Ca. ein dreiviertel Jahr nach dem Erwerb der Liegenschaft wurde der Beklagte vom Vater der Klägerin erstmals auf diese Quelle und das Wasserbezugsrecht angesprochen und wurde er gefragt, ob der Vater der Klägerin bzw. die Klägerin dieses Wasser benützen dürfen. Dabei erklärte der Beklagte, dass sie dies dürften, solange er das Wasser nicht selber benötigt. Im Jahr 2002 hat die Klägerin sodann sogar die Quellfassung erneuert und den Beklagten davor um Erlaubnis gefragt. Danach bezog die Klägerin längere Zeit das begehrte Wasser. Im Jahr 2008 hat der Beklagte plötzlich einen Brief des Rechtsanwalts der Klägerin erhalten, worin ihm mitgeteilt wurde, dass die Klägerin im Rahmen eines außerbücherlichen Dienstbarkeitsrechtes seit vielen Jahrzehnten ein Wasserbezugs- und Wasserleitungsrecht am Grundstück des Beklagten hätte. Der Beklagte reagierte erst nach etwa einem Jahr auf diesen Brief und erklärte, dass der Klägerin keine Dienstbarkeit zustünde, sondern sie nur ein von ihm eingeräumtes Wasserbezugs- und Wasserleitungsrecht bis auf Widerruf hätte, nämlich bis der Beklagte selbst dieses Wasser benötigen würde.
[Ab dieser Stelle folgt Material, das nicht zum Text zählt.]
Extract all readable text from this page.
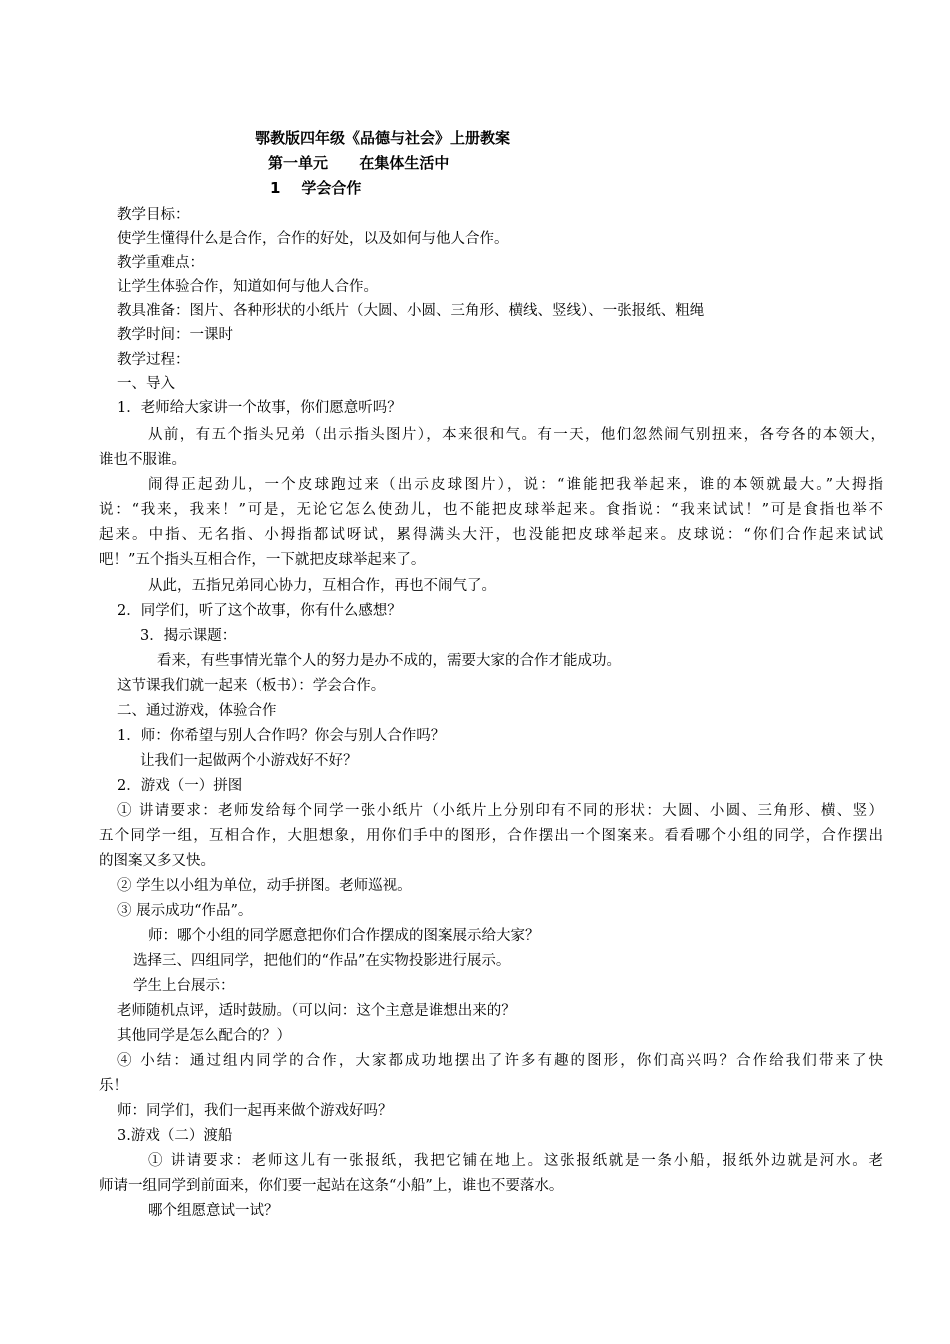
鄂教版四年级《品德与社会》上册教案
第一单元      在集体生活中
1    学会合作
教学目标：
使学生懂得什么是合作，合作的好处，以及如何与他人合作。
教学重难点：
让学生体验合作，知道如何与他人合作。
教具准备：图片、各种形状的小纸片（大圆、小圆、三角形、横线、竖线）、一张报纸、粗绳
教学时间：一课时
教学过程：
一、导入
1．老师给大家讲一个故事，你们愿意听吗？
从前，有五个指头兄弟（出示指头图片），本来很和气。有一天，他们忽然闹气别扭来，各夸各的本领大，
谁也不服谁。
闹得正起劲儿，一个皮球跑过来（出示皮球图片），说：“谁能把我举起来，谁的本领就最大。”大拇指
说：“我来，我来！”可是，无论它怎么使劲儿，也不能把皮球举起来。食指说：“我来试试！”可是食指也举不
起来。中指、无名指、小拇指都试呀试，累得满头大汗，也没能把皮球举起来。皮球说：“你们合作起来试试
吧！”五个指头互相合作，一下就把皮球举起来了。
从此，五指兄弟同心协力，互相合作，再也不闹气了。
2．同学们，听了这个故事，你有什么感想？
3．揭示课题：
看来，有些事情光靠个人的努力是办不成的，需要大家的合作才能成功。
这节课我们就一起来（板书）：学会合作。
二、通过游戏，体验合作
1．师：你希望与别人合作吗？你会与别人合作吗？
让我们一起做两个小游戏好不好？
2．游戏（一）拼图
① 讲请要求：老师发给每个同学一张小纸片（小纸片上分别印有不同的形状：大圆、小圆、三角形、横、竖）
五个同学一组，互相合作，大胆想象，用你们手中的图形，合作摆出一个图案来。看看哪个小组的同学，合作摆出
的图案又多又快。
② 学生以小组为单位，动手拼图。老师巡视。
③ 展示成功“作品”。
师：哪个小组的同学愿意把你们合作摆成的图案展示给大家？
选择三、四组同学，把他们的“作品”在实物投影进行展示。
学生上台展示：
老师随机点评，适时鼓励。（可以问：这个主意是谁想出来的？
其他同学是怎么配合的？）
④ 小结：通过组内同学的合作，大家都成功地摆出了许多有趣的图形，你们高兴吗？合作给我们带来了快
乐！
师：同学们，我们一起再来做个游戏好吗？
3.游戏（二）渡船
① 讲请要求：老师这儿有一张报纸，我把它铺在地上。这张报纸就是一条小船，报纸外边就是河水。老
师请一组同学到前面来，你们要一起站在这条“小船”上，谁也不要落水。
哪个组愿意试一试？
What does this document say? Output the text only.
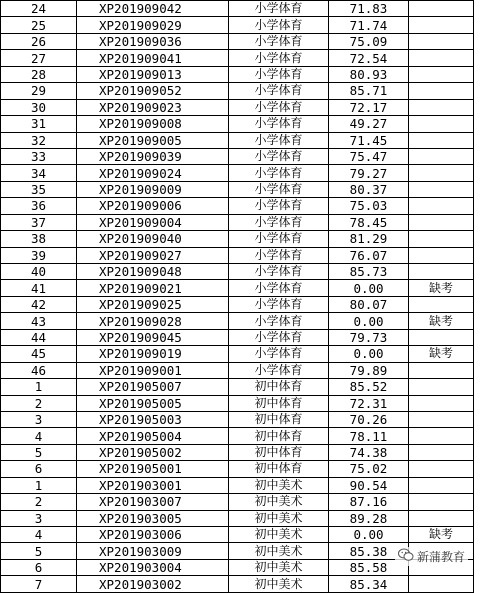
24	XP201909042	小学体育	71.83	
25	XP201909029	小学体育	71.74	
26	XP201909036	小学体育	75.09	
27	XP201909041	小学体育	72.54	
28	XP201909013	小学体育	80.93	
29	XP201909052	小学体育	85.71	
30	XP201909023	小学体育	72.17	
31	XP201909008	小学体育	49.27	
32	XP201909005	小学体育	71.45	
33	XP201909039	小学体育	75.47	
34	XP201909024	小学体育	79.27	
35	XP201909009	小学体育	80.37	
36	XP201909006	小学体育	75.03	
37	XP201909004	小学体育	78.45	
38	XP201909040	小学体育	81.29	
39	XP201909027	小学体育	76.07	
40	XP201909048	小学体育	85.73	
41	XP201909021	小学体育	0.00	缺考
42	XP201909025	小学体育	80.07	
43	XP201909028	小学体育	0.00	缺考
44	XP201909045	小学体育	79.73	
45	XP201909019	小学体育	0.00	缺考
46	XP201909001	小学体育	79.89	
1	XP201905007	初中体育	85.52	
2	XP201905005	初中体育	72.31	
3	XP201905003	初中体育	70.26	
4	XP201905004	初中体育	78.11	
5	XP201905002	初中体育	74.38	
6	XP201905001	初中体育	75.02	
1	XP201903001	初中美术	90.54	
2	XP201903007	初中美术	87.16	
3	XP201903005	初中美术	89.28	
4	XP201903006	初中美术	0.00	缺考
5	XP201903009	初中美术	85.38	
6	XP201903004	初中美术	85.58	
7	XP201903002	初中美术	85.34	
新蒲教育
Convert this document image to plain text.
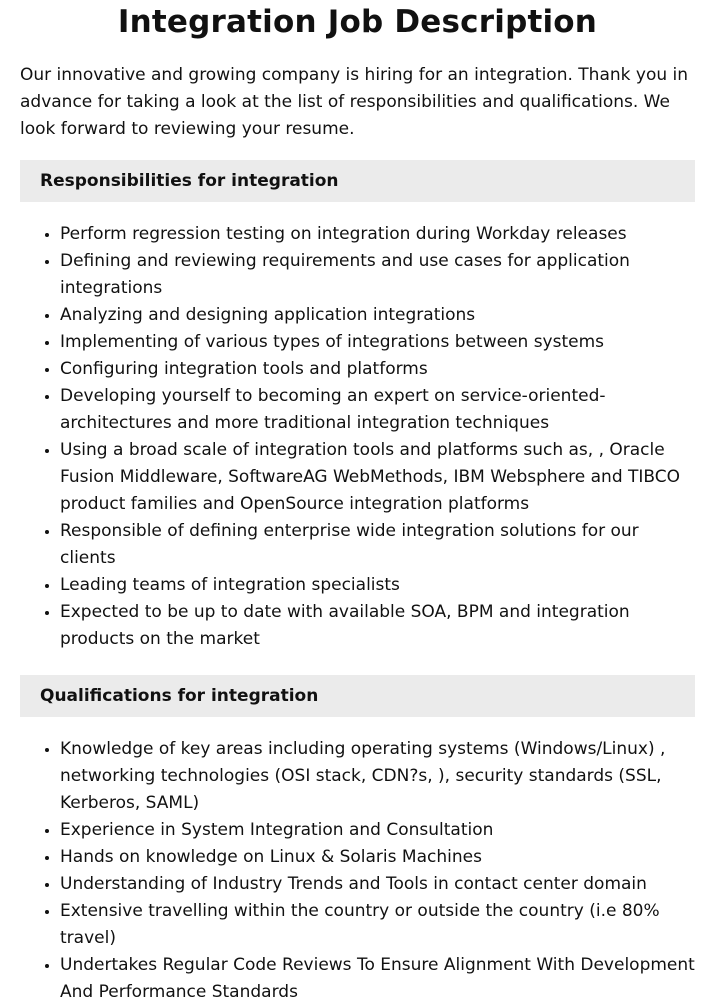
Integration Job Description

Our innovative and growing company is hiring for an integration. Thank you in advance for taking a look at the list of responsibilities and qualifications. We look forward to reviewing your resume.

Responsibilities for integration
• Perform regression testing on integration during Workday releases
• Defining and reviewing requirements and use cases for application integrations
• Analyzing and designing application integrations
• Implementing of various types of integrations between systems
• Configuring integration tools and platforms
• Developing yourself to becoming an expert on service-oriented-architectures and more traditional integration techniques
• Using a broad scale of integration tools and platforms such as, , Oracle Fusion Middleware, SoftwareAG WebMethods, IBM Websphere and TIBCO product families and OpenSource integration platforms
• Responsible of defining enterprise wide integration solutions for our clients
• Leading teams of integration specialists
• Expected to be up to date with available SOA, BPM and integration products on the market
Qualifications for integration
• Knowledge of key areas including operating systems (Windows/Linux) , networking technologies (OSI stack, CDN?s, ), security standards (SSL, Kerberos, SAML)
• Experience in System Integration and Consultation
• Hands on knowledge on Linux & Solaris Machines
• Understanding of Industry Trends and Tools in contact center domain
• Extensive travelling within the country or outside the country (i.e 80% travel)
• Undertakes Regular Code Reviews To Ensure Alignment With Development And Performance Standards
Daraufhin klagte die Klägerin auf Feststellung des Bestehens einer immerwährenden Dienstbarkeit des Wasserbezugs- und Wasserleitungsrechtes zu ihren Gunsten. Die Klägerin hat das Verfahren in 1. Instanz verloren, welche Entscheidung von der 2. Instanz bestätigt wurde.

Die Gerichte gingen übereinstimmend davon aus, dass zunächst – etwa ab 1970 – ein vertraglich vereinbartes (mündliches) Wasserrecht zugunsten der Klägerin bestanden hat. Dieses Wasserrecht ist jedoch durch den Kauf der dienenden Liegenschaft seitens des Beklagten erloschen, da der Beklagte nicht wusste bzw. nicht wissen konnte, dass auf der gekauften Liegenschaft dieses Wasserrecht zugunsten der Klägerin besteht. Der Beklagte hat im Sinne des § 443 ABGB diese landwirtschaftliche Liegenschaft gutgläubig lastenfrei erworben. Weder ergab sich aus dem Grundbuch ein Hinweis auf dieses Wasserrecht der Klägerin noch wurde der Beklagte bei Vertragsunterfertigung vom Voreigentümer auf diese Dienstbarkeit hingewiesen. Er konnte in der Natur aufgrund des hohen Grasbewuchses eine betonierte Quellfassung nicht erkennen und fand in der Natur auch sonst keinerlei Anhaltspunkte dafür, dass die von ihm erworbene Liegenschaft mit einer solchen Dienstbarkeit belastet wäre.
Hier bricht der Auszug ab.